The friendly competition, organized by former Bangor city councilor Sean Faircloth, was designed to foster collaboration between residents — divided into the city’s five school districts — to make the city more attractive, both to current and future residents.
Teams of residents submitted ideas for improving their own neighborhoods, as well as ways to benefit the city as a whole. They gathered throughout the spring and summer to brainstorm. The competition, sponsored by a handful of businesses in the area, including Bangor Savings Bank and the Bangor Daily News, launched publicly in October, giving the public a chance to cast votes for their favorite ideas.
The winners were announced at Bangor Greendrinks Tuesday evening at the Bangor Public Library.
Residents in the Vine Street School neighborhood proposed bringing high-speed internet to Bangor in the form of a public-private partnership between the city and an internet service provider. Creating equal access to high-speed internet at the city level, according to their proposal, would bolster the Bangor’s ability to compete in an increasingly technology-centric world.
“What I want is for Bangor to become the tech center of Maine,” Elliott Hale, of the Vine Street neighborhood, told residents Tuesday night at the library.
The other winning idea — building a three-mile Greenway on the city’s east side to supplement existing stretches of the walkway already used by pedestrians — was proposed by residents of the Fruit Street School neighborhood.
Extending from the Penobscot River at Cascade Park to the Penjajawoc Preserve, the trail would build off progress made on the Bangor Trail Committee’s Trail 5, which will be completed in 2018 and connect Stillwater Avenue to Mt. Hope Avenue, according to the proposal.

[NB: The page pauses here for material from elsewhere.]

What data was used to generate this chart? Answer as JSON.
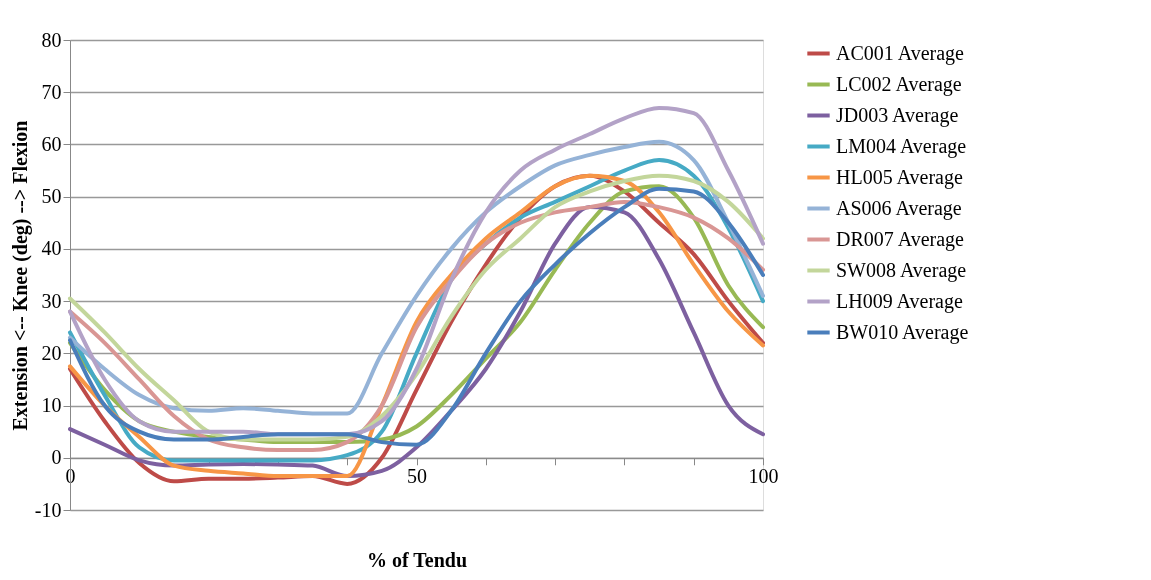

Fruit Street resident Greg Edwards said going through this process was beneficial because it shows that not only are people excited about their community, but it proves that “we really could make a difference.”
How either of these projects would be funded or how much they would cost has yet to be determined, Faircloth said. But coming together as a community to figure out how to fund projects that people are passionate about is part of the challenge, he said.
Other ideas entered in the competition included establishing an anaerobic curbside composting service, developing a mobile app to accommodate walking tours of the city, building a multi-generational recreation space and community center, and starting an annual neighborhood music and arts festival.